Sight Review: Holosun HS503CU Reflex Sight

For more than a few years now, I’ve considered Holosun as a brand that provides a great balance between cost and ability. Offering their customers a product with good overall performance, lots of features whilst remaining relatively modest when it comes to their pricing.

One of the only downsides until now, was the lack of U.K. retailers you could actually buy a Holosun from. My first Holosun came from Hong Kong via eBay, and although my more recent purchase (The HS503G-ACSS) is a somewhat more local purchase (through Sportsman Gun Centre), it’s also sold as part of the Primary Arms catalogue which SGC no longer stock.

The other recent addition to my optic collection, the HS503G-ACSS (to be reviewed in the near future).
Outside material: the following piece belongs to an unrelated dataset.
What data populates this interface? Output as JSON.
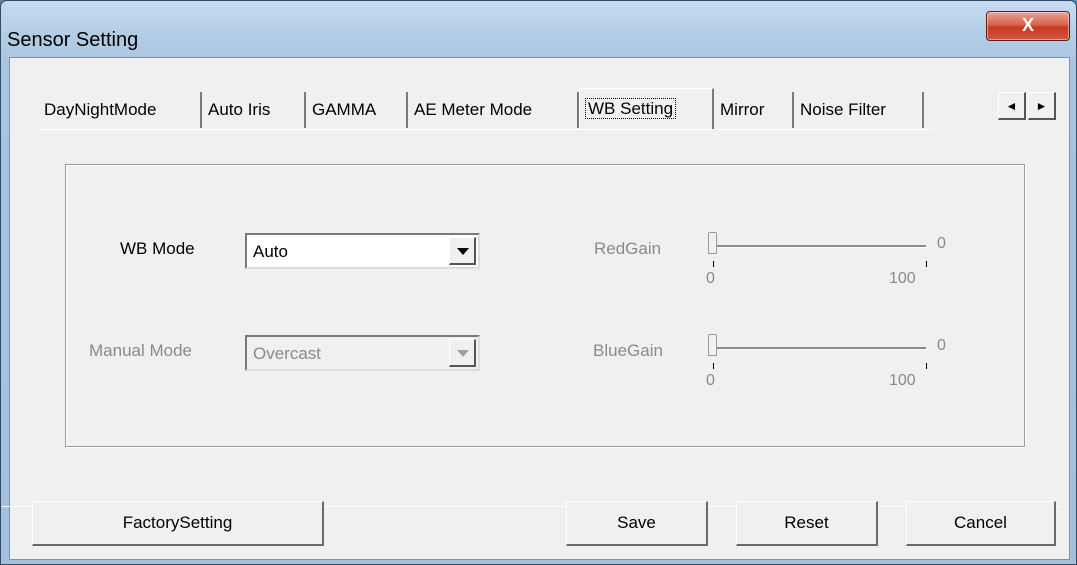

When Tactical Kit informed me that they were looking to stock Holosun to complement their existing optic range, I was eager to grab one to add to my collection. As soon as they became available, I had a look through their stock and gave my post-Christmas bank account balance a jolly good seeing to.
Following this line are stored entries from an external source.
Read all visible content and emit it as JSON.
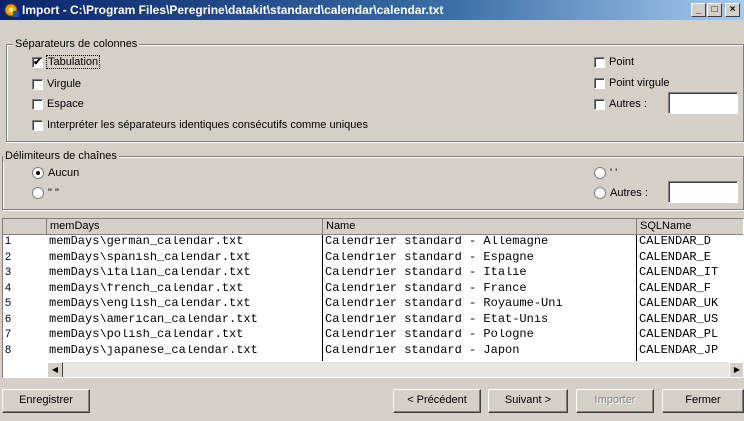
{
  "window": {
    "title": "Import - C:\\Program Files\\Peregrine\\datakit\\standard\\calendar\\calendar.txt"
  },
  "column_separators": {
    "legend": "Séparateurs de colonnes",
    "tab": {
      "label": "Tabulation",
      "checked": true
    },
    "comma": {
      "label": "Virgule",
      "checked": false
    },
    "space": {
      "label": "Espace",
      "checked": false
    },
    "consecutive": {
      "label": "Interpréter les séparateurs identiques consécutifs comme uniques",
      "checked": false
    },
    "point": {
      "label": "Point",
      "checked": false
    },
    "semicolon": {
      "label": "Point virgule",
      "checked": false
    },
    "other": {
      "label": "Autres :",
      "checked": false,
      "value": ""
    }
  },
  "string_delimiters": {
    "legend": "Délimiteurs de chaînes",
    "none": {
      "label": "Aucun",
      "selected": true
    },
    "double_quote": {
      "label": "\" \"",
      "selected": false
    },
    "single_quote": {
      "label": "' '",
      "selected": false
    },
    "other": {
      "label": "Autres :",
      "selected": false,
      "value": ""
    }
  },
  "table": {
    "headers": [
      "memDays",
      "Name",
      "SQLName"
    ],
    "rows": [
      {
        "num": "1",
        "memDays": "memDays\\german_calendar.txt",
        "name": "Calendrier standard - Allemagne",
        "sql": "CALENDAR_D"
      },
      {
        "num": "2",
        "memDays": "memDays\\spanish_calendar.txt",
        "name": "Calendrier standard - Espagne",
        "sql": "CALENDAR_E"
      },
      {
        "num": "3",
        "memDays": "memDays\\italian_calendar.txt",
        "name": "Calendrier standard - Italie",
        "sql": "CALENDAR_IT"
      },
      {
        "num": "4",
        "memDays": "memDays\\french_calendar.txt",
        "name": "Calendrier standard - France",
        "sql": "CALENDAR_F"
      },
      {
        "num": "5",
        "memDays": "memDays\\english_calendar.txt",
        "name": "Calendrier standard - Royaume-Uni",
        "sql": "CALENDAR_UK"
      },
      {
        "num": "6",
        "memDays": "memDays\\american_calendar.txt",
        "name": "Calendrier standard - Etat-Unis",
        "sql": "CALENDAR_US"
      },
      {
        "num": "7",
        "memDays": "memDays\\polish_calendar.txt",
        "name": "Calendrier standard - Pologne",
        "sql": "CALENDAR_PL"
      },
      {
        "num": "8",
        "memDays": "memDays\\japanese_calendar.txt",
        "name": "Calendrier standard - Japon",
        "sql": "CALENDAR_JP"
      }
    ]
  },
  "buttons": {
    "save": "Enregistrer",
    "previous": "< Précédent",
    "next": "Suivant >",
    "import": "Importer",
    "close": "Fermer"
  },
  "icons": {
    "app": "gear-icon",
    "minimize": "minimize-icon",
    "maximize": "maximize-icon",
    "close": "close-icon"
  }
}
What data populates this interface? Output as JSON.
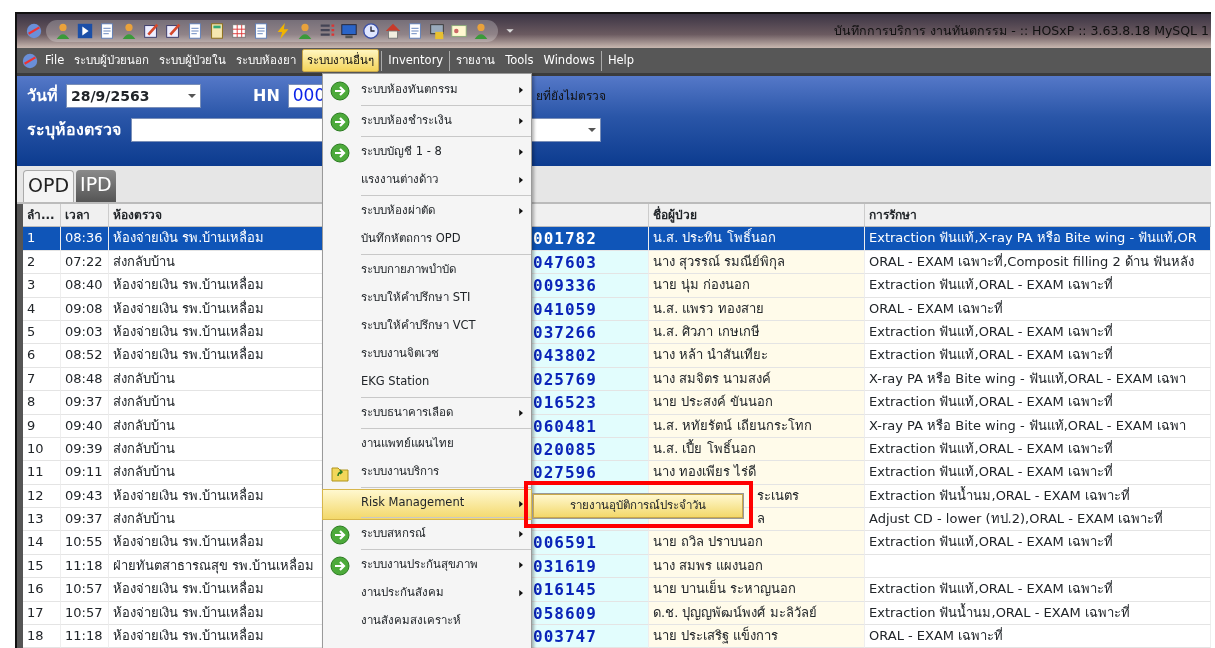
{
  "window": {
    "title": "บันทึกการบริการ งานทันตกรรม - :: HOSxP :: 3.63.8.18 MySQL 1"
  },
  "menubar": [
    {
      "label": "File",
      "selected": false
    },
    {
      "label": "ระบบผู้ป่วยนอก",
      "selected": false
    },
    {
      "label": "ระบบผู้ป่วยใน",
      "selected": false
    },
    {
      "label": "ระบบห้องยา",
      "selected": false
    },
    {
      "label": "ระบบงานอื่นๆ",
      "selected": true
    },
    {
      "label": "Inventory",
      "selected": false
    },
    {
      "label": "รายงาน",
      "selected": false
    },
    {
      "label": "Tools",
      "selected": false
    },
    {
      "label": "Windows",
      "selected": false
    },
    {
      "label": "Help",
      "selected": false
    }
  ],
  "header": {
    "date_label": "วันที่",
    "date_value": "28/9/2563",
    "hn_label": "HN",
    "hn_value": "000",
    "note": "ยที่ยังไม่ตรวจ",
    "room_label": "ระบุห้องตรวจ"
  },
  "tabs": [
    {
      "label": "OPD",
      "selected": true
    },
    {
      "label": "IPD",
      "selected": false
    }
  ],
  "table": {
    "columns": [
      "ลำ...",
      "เวลา",
      "ห้องตรวจ",
      "ชื่อผู้ป่วย",
      "การรักษา"
    ],
    "rows": [
      {
        "no": "1",
        "time": "08:36",
        "room": "ห้องจ่ายเงิน รพ.บ้านเหลื่อม",
        "hn": "001782",
        "name": "น.ส. ประทิน โพธิ์นอก",
        "treatment": "Extraction ฟันแท้,X-ray PA หรือ Bite wing - ฟันแท้,OR",
        "selected": true
      },
      {
        "no": "2",
        "time": "07:22",
        "room": "ส่งกลับบ้าน",
        "hn": "047603",
        "name": "นาง สุวรรณ์ รมณีย์พิกุล",
        "treatment": "ORAL - EXAM เฉพาะที่,Composit filling 2 ด้าน ฟันหลัง",
        "selected": false
      },
      {
        "no": "3",
        "time": "08:40",
        "room": "ห้องจ่ายเงิน รพ.บ้านเหลื่อม",
        "hn": "009336",
        "name": "นาย นุ่ม ก่องนอก",
        "treatment": "Extraction ฟันแท้,ORAL - EXAM เฉพาะที่",
        "selected": false
      },
      {
        "no": "4",
        "time": "09:08",
        "room": "ห้องจ่ายเงิน รพ.บ้านเหลื่อม",
        "hn": "041059",
        "name": "น.ส. แพรว ทองสาย",
        "treatment": "ORAL - EXAM เฉพาะที่",
        "selected": false
      },
      {
        "no": "5",
        "time": "09:03",
        "room": "ห้องจ่ายเงิน รพ.บ้านเหลื่อม",
        "hn": "037266",
        "name": "น.ส. ศิวภา เกษเกษี",
        "treatment": "Extraction ฟันแท้,ORAL - EXAM เฉพาะที่",
        "selected": false
      },
      {
        "no": "6",
        "time": "08:52",
        "room": "ห้องจ่ายเงิน รพ.บ้านเหลื่อม",
        "hn": "043802",
        "name": "นาง หล้า นำสันเทียะ",
        "treatment": "Extraction ฟันแท้,ORAL - EXAM เฉพาะที่",
        "selected": false
      },
      {
        "no": "7",
        "time": "08:48",
        "room": "ส่งกลับบ้าน",
        "hn": "025769",
        "name": "นาง สมจิตร นามสงค์",
        "treatment": "X-ray PA หรือ Bite wing - ฟันแท้,ORAL - EXAM เฉพา",
        "selected": false
      },
      {
        "no": "8",
        "time": "09:37",
        "room": "ส่งกลับบ้าน",
        "hn": "016523",
        "name": "นาย ประสงค์ ขันนอก",
        "treatment": "Extraction ฟันแท้,ORAL - EXAM เฉพาะที่",
        "selected": false
      },
      {
        "no": "9",
        "time": "09:40",
        "room": "ส่งกลับบ้าน",
        "hn": "060481",
        "name": "น.ส. หทัยรัตน์ เถียนกระโทก",
        "treatment": "X-ray PA หรือ Bite wing - ฟันแท้,ORAL - EXAM เฉพา",
        "selected": false
      },
      {
        "no": "10",
        "time": "09:39",
        "room": "ส่งกลับบ้าน",
        "hn": "020085",
        "name": "น.ส. เปี้ย โพธิ์นอก",
        "treatment": "Extraction ฟันแท้,ORAL - EXAM เฉพาะที่",
        "selected": false
      },
      {
        "no": "11",
        "time": "09:11",
        "room": "ส่งกลับบ้าน",
        "hn": "027596",
        "name": "นาง ทองเพียร ไร่ดี",
        "treatment": "Extraction ฟันแท้,ORAL - EXAM เฉพาะที่",
        "selected": false
      },
      {
        "no": "12",
        "time": "09:43",
        "room": "ห้องจ่ายเงิน รพ.บ้านเหลื่อม",
        "name": "ระเนตร",
        "treatment": "Extraction ฟันน้ำนม,ORAL - EXAM เฉพาะที่",
        "selected": false
      },
      {
        "no": "13",
        "time": "09:37",
        "room": "ส่งกลับบ้าน",
        "name": "ล",
        "treatment": "Adjust CD - lower (ทป.2),ORAL - EXAM เฉพาะที่",
        "selected": false
      },
      {
        "no": "14",
        "time": "10:55",
        "room": "ห้องจ่ายเงิน รพ.บ้านเหลื่อม",
        "hn": "006591",
        "name": "นาย ถวิล ปราบนอก",
        "treatment": "Extraction ฟันแท้,ORAL - EXAM เฉพาะที่",
        "selected": false
      },
      {
        "no": "15",
        "time": "11:18",
        "room": "ฝ่ายทันตสาธารณสุข รพ.บ้านเหลื่อม",
        "hn": "031619",
        "name": "นาง สมพร แผงนอก",
        "selected": false
      },
      {
        "no": "16",
        "time": "10:57",
        "room": "ห้องจ่ายเงิน รพ.บ้านเหลื่อม",
        "hn": "016145",
        "name": "นาย บานเย็น ระหาญนอก",
        "treatment": "Extraction ฟันแท้,ORAL - EXAM เฉพาะที่",
        "selected": false
      },
      {
        "no": "17",
        "time": "10:57",
        "room": "ห้องจ่ายเงิน รพ.บ้านเหลื่อม",
        "hn": "058609",
        "name": "ด.ช. ปุญญพัฒน์พงศ์ มะลิวัลย์",
        "treatment": "Extraction ฟันน้ำนม,ORAL - EXAM เฉพาะที่",
        "selected": false
      },
      {
        "no": "18",
        "time": "11:18",
        "room": "ห้องจ่ายเงิน รพ.บ้านเหลื่อม",
        "hn": "003747",
        "name": "นาย ประเสริฐ แข็งการ",
        "treatment": "ORAL - EXAM เฉพาะที่",
        "selected": false
      }
    ]
  },
  "menu": {
    "items": [
      {
        "label": "ระบบห้องทันตกรรม",
        "kind": "arrow",
        "submenu": true,
        "separator_after": true,
        "selected": false
      },
      {
        "label": "ระบบห้องชำระเงิน",
        "kind": "arrow",
        "submenu": true,
        "separator_after": true,
        "selected": false
      },
      {
        "label": "ระบบบัญชี 1 - 8",
        "kind": "arrow",
        "submenu": true,
        "separator_after": false,
        "selected": false
      },
      {
        "label": "แรงงานต่างด้าว",
        "submenu": true,
        "separator_after": true,
        "selected": false
      },
      {
        "label": "ระบบห้องผ่าตัด",
        "submenu": true,
        "separator_after": false,
        "selected": false
      },
      {
        "label": "บันทึกหัตถการ OPD",
        "submenu": false,
        "separator_after": true,
        "selected": false
      },
      {
        "label": "ระบบกายภาพบำบัด",
        "submenu": false,
        "separator_after": false,
        "selected": false
      },
      {
        "label": "ระบบให้คำปรึกษา STI",
        "submenu": false,
        "separator_after": false,
        "selected": false
      },
      {
        "label": "ระบบให้คำปรึกษา VCT",
        "submenu": false,
        "separator_after": false,
        "selected": false
      },
      {
        "label": "ระบบงานจิตเวช",
        "submenu": false,
        "separator_after": false,
        "selected": false
      },
      {
        "label": "EKG Station",
        "submenu": false,
        "separator_after": true,
        "selected": false
      },
      {
        "label": "ระบบธนาคารเลือด",
        "submenu": true,
        "separator_after": true,
        "selected": false
      },
      {
        "label": "งานแพทย์แผนไทย",
        "submenu": false,
        "separator_after": false,
        "selected": false
      },
      {
        "label": "ระบบงานบริการ",
        "kind": "folder",
        "submenu": false,
        "separator_after": true,
        "selected": false
      },
      {
        "label": "Risk Management",
        "submenu": true,
        "separator_after": true,
        "selected": true
      },
      {
        "label": "ระบบสหกรณ์",
        "kind": "arrow",
        "submenu": true,
        "separator_after": true,
        "selected": false
      },
      {
        "label": "ระบบงานประกันสุขภาพ",
        "kind": "arrow",
        "submenu": true,
        "separator_after": false,
        "selected": false
      },
      {
        "label": "งานประกันสังคม",
        "submenu": true,
        "separator_after": false,
        "selected": false
      },
      {
        "label": "งานสังคมสงเคราะห์",
        "submenu": false,
        "separator_after": false,
        "selected": false
      }
    ]
  },
  "submenu": {
    "items": [
      {
        "label": "รายงานอุบัติการณ์ประจำวัน",
        "selected": true
      }
    ]
  }
}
What does shopping on Tactical Kit and looking at PornHub have in common? It always starts by opening an incognito window on Google.

The model I purchased was the HS503CU, which might seem like an overly complex name for a red dot sight, but Holosun do have a certain method to their madness. Each letter and number corresponds to a feature offered by the sight, as seen on the below breakdown:

  • HS = Holosun Standard
  • 5 = Multi Reticule System
  • 0 = Standard Accessories
  • 3 = 20mm lens
  • C = Solar Failsafe
  • U = Shielded Turrets

There’s also a nomenclature list on Holosun’s website, which is worth checking out. You might be able to work out which sight is best for you, purely by looking at their model numbering system.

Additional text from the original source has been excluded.